A MOTHER left “marooned” without transport after a police car smashed into her parked car, writing it off, may have to wait six months before she gets answers about what happened.
North Wales Police have written to Heather Edwards, of Hill Street, Rhos, saying an investigation into why a marked squad car crashed into her Fiat Punto in the early hours of the morning could take up to six months to complete.
The car was parked on the side of the road when it was hit in the early hours of June 3.
The crash also wrote off a Ford Fiesta belong to Mrs Edwards’ aunt.
Mrs Edwards, 27, and husband Lee, 35, have been left without a car since the incident and could be left thousands of pounds out of pocket.
And they have been left fuming after a letter from North Wales Police said its investigation into the crash could take up to half a year.
“Surely someone knows what happened and it shouldn’t take that long,” Mrs Edwards said.
“I feel like we’ve been left in limbo.”
Mr and Mrs Edwards said they were paying for their £7,000 Fiat in instalments and are still required to meet the payments, despite now having no vehicle to drive.
Insurers have paid out £4,200, meaning the couple are £2,800 out of pocket and without a car.
Mrs Edwards, who works as a hairdresser at Wild About Hair in Wrexham, said the situation is proving a “nightmare” for her and her husband, who is a forklift truck driver in Penley.
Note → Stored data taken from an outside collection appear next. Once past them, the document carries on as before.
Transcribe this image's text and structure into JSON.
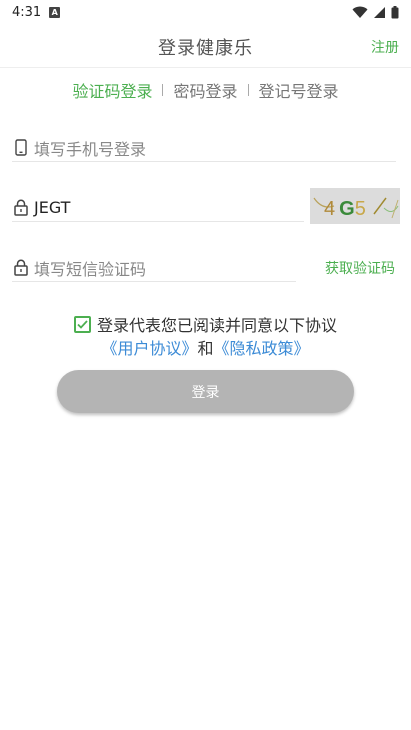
{
  "status_bar": {
    "time": "4:31",
    "notification_icon": "A"
  },
  "header": {
    "title": "登录健康乐",
    "register_label": "注册"
  },
  "tabs": [
    {
      "label": "验证码登录",
      "active": true
    },
    {
      "label": "密码登录",
      "active": false
    },
    {
      "label": "登记号登录",
      "active": false
    }
  ],
  "phone_field": {
    "placeholder": "填写手机号登录",
    "icon": "phone-icon"
  },
  "captcha_field": {
    "value": "JEGT",
    "icon": "lock-icon",
    "captcha_text": "4G5"
  },
  "sms_field": {
    "placeholder": "填写短信验证码",
    "icon": "lock-icon",
    "get_code_label": "获取验证码"
  },
  "agreement": {
    "checked": true,
    "text": "登录代表您已阅读并同意以下协议",
    "user_agreement": "《用户协议》",
    "and": "和",
    "privacy_policy": "《隐私政策》"
  },
  "login_button": {
    "label": "登录"
  },
  "colors": {
    "accent": "#4caf50",
    "link": "#3c8bd6",
    "button_disabled": "#b4b4b4"
  }
}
The couple have a two-year-old daughter Layla and Mrs Edwards said she hoped the reasons behind the crash would soon become clear.
Mrs Edwards said: “We received a letter from the police saying the investigation could take up to six months.
“I don’t know what the normal procedures are but we want answers as soon as possible.
“I’m without a car and I’m in a situation where I’m still paying for a car that was written off in an incident which wasn’t our fault.
“I can’t afford a new car at the moment. I want to know what happened now, as those who were involved in the crash must know. The lack of information from the police,
well it’s not been good enough in my opinion.
“We feel marooned. If we want to get anywhere it’s taxis or buses at the moment. It’s a nightmare because I’m now paying for a car I don’t have.
“Lee is having to leave an hour earlier to walk into Johnstown to catch a bus to work. It’s difficult when you have a young child.”
Her aunt, Susan Griffiths, 66, of Rhostyllen, a retired pharmacuetical nurse at the Maelor Hospital, whose car was also written off in the collision, has had to use savings to pay for a new vehicle.
“My aunt has had to dip into her life savings to get herself a new car,” Mrs Edwards added.
“She shouldn’t have to be doing that at her age.”
A NWP spokesman said the investigation into the collison was ongoing, but declined to comment further.